Science Diaries: Tree Rings Natural Archive
Ambiance: Pantanal – Dawn chorus
EC: Trees represent, without question, the most readily available archive of annual information about environmental change in the world.
JM: You can certainly turn trees into paper for archiving information, but there’s a whole store of data inside a tree itself. Welcome to Pulse of the Planet’s Science Diaries, a glimpse of the world of science from the inside. Edward Cook is director of the Tree Ring Laboratory at Lamont Doherty Earth Observatory in Palisades, New York.
EC: What makes the science of dendrochronology so fascinating is that it’s enormously useful for lots of different studies. We can date the constructions of old buildings, of archeological ruins and things like that. For example, the entire series of cliff dwellings and pueblos in the four corners area of the southwestern United States was dated by dendrochronology.

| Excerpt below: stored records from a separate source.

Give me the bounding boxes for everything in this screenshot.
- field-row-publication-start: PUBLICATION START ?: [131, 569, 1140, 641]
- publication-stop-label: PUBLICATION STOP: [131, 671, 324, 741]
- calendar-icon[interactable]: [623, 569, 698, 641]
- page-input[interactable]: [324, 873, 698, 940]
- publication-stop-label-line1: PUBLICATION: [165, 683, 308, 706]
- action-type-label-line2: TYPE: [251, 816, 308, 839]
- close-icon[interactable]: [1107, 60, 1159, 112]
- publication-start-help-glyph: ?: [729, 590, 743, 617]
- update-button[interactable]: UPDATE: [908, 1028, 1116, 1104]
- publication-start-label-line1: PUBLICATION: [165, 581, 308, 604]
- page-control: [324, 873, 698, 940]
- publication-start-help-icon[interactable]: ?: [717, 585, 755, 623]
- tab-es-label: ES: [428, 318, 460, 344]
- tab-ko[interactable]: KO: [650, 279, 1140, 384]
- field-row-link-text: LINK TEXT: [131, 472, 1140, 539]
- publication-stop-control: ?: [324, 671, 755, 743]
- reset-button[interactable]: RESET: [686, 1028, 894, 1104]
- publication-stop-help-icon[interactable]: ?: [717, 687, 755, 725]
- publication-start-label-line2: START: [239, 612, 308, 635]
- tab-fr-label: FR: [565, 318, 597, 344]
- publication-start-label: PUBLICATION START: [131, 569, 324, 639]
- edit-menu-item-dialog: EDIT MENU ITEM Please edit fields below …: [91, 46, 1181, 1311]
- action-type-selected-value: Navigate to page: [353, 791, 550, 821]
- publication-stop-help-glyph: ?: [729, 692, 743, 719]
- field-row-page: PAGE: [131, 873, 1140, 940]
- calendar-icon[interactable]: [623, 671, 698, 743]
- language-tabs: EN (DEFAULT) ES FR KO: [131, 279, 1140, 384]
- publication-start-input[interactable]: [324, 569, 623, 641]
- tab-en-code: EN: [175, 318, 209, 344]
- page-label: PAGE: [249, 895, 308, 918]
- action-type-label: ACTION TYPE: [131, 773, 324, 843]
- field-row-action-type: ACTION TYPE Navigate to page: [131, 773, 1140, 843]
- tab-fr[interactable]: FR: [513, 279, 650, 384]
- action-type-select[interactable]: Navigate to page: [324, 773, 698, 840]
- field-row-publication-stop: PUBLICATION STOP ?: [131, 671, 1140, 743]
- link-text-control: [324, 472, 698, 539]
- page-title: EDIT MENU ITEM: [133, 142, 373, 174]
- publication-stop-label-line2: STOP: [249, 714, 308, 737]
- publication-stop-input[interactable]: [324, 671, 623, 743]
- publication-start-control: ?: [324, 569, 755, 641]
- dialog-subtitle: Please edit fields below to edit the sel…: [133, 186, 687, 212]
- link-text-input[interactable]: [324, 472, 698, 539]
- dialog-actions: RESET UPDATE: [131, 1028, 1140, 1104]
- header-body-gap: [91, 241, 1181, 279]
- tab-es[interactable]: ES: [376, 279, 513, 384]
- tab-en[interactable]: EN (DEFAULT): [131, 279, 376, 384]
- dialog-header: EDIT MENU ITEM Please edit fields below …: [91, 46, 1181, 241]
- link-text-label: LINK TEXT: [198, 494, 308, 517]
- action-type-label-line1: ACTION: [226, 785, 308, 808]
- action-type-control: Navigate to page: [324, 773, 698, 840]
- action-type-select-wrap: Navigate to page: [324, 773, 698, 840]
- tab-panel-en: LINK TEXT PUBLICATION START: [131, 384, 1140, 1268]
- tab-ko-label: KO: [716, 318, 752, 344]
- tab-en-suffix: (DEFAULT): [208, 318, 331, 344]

We know precisely the building history of all those dwellings. We can look at long-term stream flow from tree rings, we can reconstruct river runoff. We can look at insect attacks on trees. We can look at the effect of air pollution on tree growth through tree ring analysis. It goes on and on.
JM: Variations in tree rings can shed light on a host of environmental conditions for each year of the tree’s life. But it’s up to scientists to ask the right questions.
EC: You may use the tree rings for a particular purpose today, and then 20 years from now, somebody will turn around and say, gee whiz, you know, I can use the same data to tell me something else that was not envisioned. A grad student here at the tree ring lab, in fact, is doing that very thing right now, he’s dug out many of my samples from the early 1980s, and found some very, very interesting long-term growth trends that have confounded a lot of forest ecologists. I never thought about using them that way. So it just shows the importance of preserving these specimens, because they can be used in unforeseen ways in the future.
JM: Pulse of the Planet’s Science Diaries are made possible by the National Science Foundation. I’m Jim Metzner.